You’re welcome. And yes, as I have family members who have bought into the lie that this particular sexual sin is a moral good (or at the very least, not sinful or wrong), this issue does concern me because I hope for the salvation of all my family and friends. I hope you will join me in praying for them. Because of people like Fr. Martin who are leading Catholics and non-Catholics alike astray with faulty exegesis (and
not only on the homosexual front, as evidenced by his tweets over the last few years on the Syrophoenician woman) and erroneous theology, I feel it is necessary that I do everything I can (in my very limited reach) to show people the truth in love, as we are called to do: to “love one another”. Perhaps Fr. Martin’s heart is in the right place, in that he wants all people to respect and love those people who experience same-sex attraction, but I’d like to respond to your comments here, and a few of others, as these comments and feelings show how far the errors that Fr. Martin has voiced have spread.
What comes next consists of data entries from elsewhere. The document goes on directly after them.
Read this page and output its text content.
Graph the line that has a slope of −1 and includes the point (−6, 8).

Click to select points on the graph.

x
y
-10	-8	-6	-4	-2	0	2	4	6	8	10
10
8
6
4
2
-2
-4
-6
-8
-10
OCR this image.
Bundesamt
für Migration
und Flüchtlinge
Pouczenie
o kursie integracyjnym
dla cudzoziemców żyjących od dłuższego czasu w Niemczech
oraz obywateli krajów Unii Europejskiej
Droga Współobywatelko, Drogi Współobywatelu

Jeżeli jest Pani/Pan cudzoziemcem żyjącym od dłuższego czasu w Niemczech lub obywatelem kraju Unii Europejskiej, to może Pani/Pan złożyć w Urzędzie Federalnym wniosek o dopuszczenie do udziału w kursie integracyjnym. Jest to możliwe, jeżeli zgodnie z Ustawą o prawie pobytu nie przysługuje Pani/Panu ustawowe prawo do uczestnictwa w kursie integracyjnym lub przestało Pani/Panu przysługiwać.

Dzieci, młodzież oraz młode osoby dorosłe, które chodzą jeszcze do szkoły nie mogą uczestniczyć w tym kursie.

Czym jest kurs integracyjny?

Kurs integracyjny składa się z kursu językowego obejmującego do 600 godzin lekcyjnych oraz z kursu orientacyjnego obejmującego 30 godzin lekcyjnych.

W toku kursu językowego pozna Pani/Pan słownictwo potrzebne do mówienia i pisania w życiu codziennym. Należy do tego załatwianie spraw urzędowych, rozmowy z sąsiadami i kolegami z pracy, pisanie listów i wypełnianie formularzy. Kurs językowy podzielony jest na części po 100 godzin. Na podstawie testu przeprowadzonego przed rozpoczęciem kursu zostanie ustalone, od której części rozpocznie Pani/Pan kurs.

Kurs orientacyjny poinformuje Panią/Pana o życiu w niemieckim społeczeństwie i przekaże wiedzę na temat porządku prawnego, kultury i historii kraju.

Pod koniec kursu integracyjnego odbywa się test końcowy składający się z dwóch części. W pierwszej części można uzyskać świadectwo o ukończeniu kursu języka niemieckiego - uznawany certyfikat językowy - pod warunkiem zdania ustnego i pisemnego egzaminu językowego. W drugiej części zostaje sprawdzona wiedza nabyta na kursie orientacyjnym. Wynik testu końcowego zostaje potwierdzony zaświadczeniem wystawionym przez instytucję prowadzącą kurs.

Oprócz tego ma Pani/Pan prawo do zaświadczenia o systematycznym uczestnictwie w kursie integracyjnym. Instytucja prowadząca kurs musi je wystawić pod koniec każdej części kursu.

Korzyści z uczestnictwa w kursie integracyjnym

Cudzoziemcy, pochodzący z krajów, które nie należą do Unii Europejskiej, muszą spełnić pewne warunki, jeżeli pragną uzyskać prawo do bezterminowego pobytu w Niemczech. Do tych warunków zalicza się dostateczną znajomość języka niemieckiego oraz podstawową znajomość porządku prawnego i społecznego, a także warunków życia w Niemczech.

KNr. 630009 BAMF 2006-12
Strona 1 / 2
First, look at the other thread in this forum, where even Catholic parents at a Catholic school apparently see nothing wrong with the state sanctioned same-sex marriage of a teacher. They feel she should do as she pleases, yet they are up in arms when the school fires said teacher as they try to uphold the faith and morals of the Catholic Church. The school has every right, even
the duty, to do this action. The disconnect here is wide, and it is clear why it
seems so many people in the Church are focused on this homosexual issue: because a lot of people are confused about it and it has continually been in the public’s eye for over a decade.
It’s like how people claim the Church always talks about sex and how this great gift is abused. That’s not the case at all. Our modern culture has placed sex on a pedestal. It is the culture that has made sex hyper-relevant in the last 50-60 years. The same is true with the state sanctioned same-sex marriage debate. The culture wants to keep talking about it. The Church has to push back and say, “this is not good for you”, just as it needs to push back against polygamy, polyamory, adultery, divorce, masturbation, etc. But these things are not dominating the cultural milieu right now. This push to recognize sexual acts between homosexual persons (in a monogamous relationship or otherwise) as a moral good
IS dominating, and this is why the Church is seen as being “too vocal” right now by those both inside and outside the Church. This perception is just as wrongheaded and incorrect as claiming that the Catholic Church is “obsessed with sex”
Second, I’d like to briefly address Fr. Martin’s exegesis on the Samaritan woman, as it is a great case of
eisegesis, just as his interpretation of the Levitical Law is nothing more than eisegesis.
We have to realize that in this passage, as all Christians have up until the 20th century, Jesus is teaching
us through this woman. Jesus did not nearly fall into the same error that the Pharisees did. St. John Chrysostom gives an orthodox interpretation
in his Homily 52 on St. Matthew’s Gospel.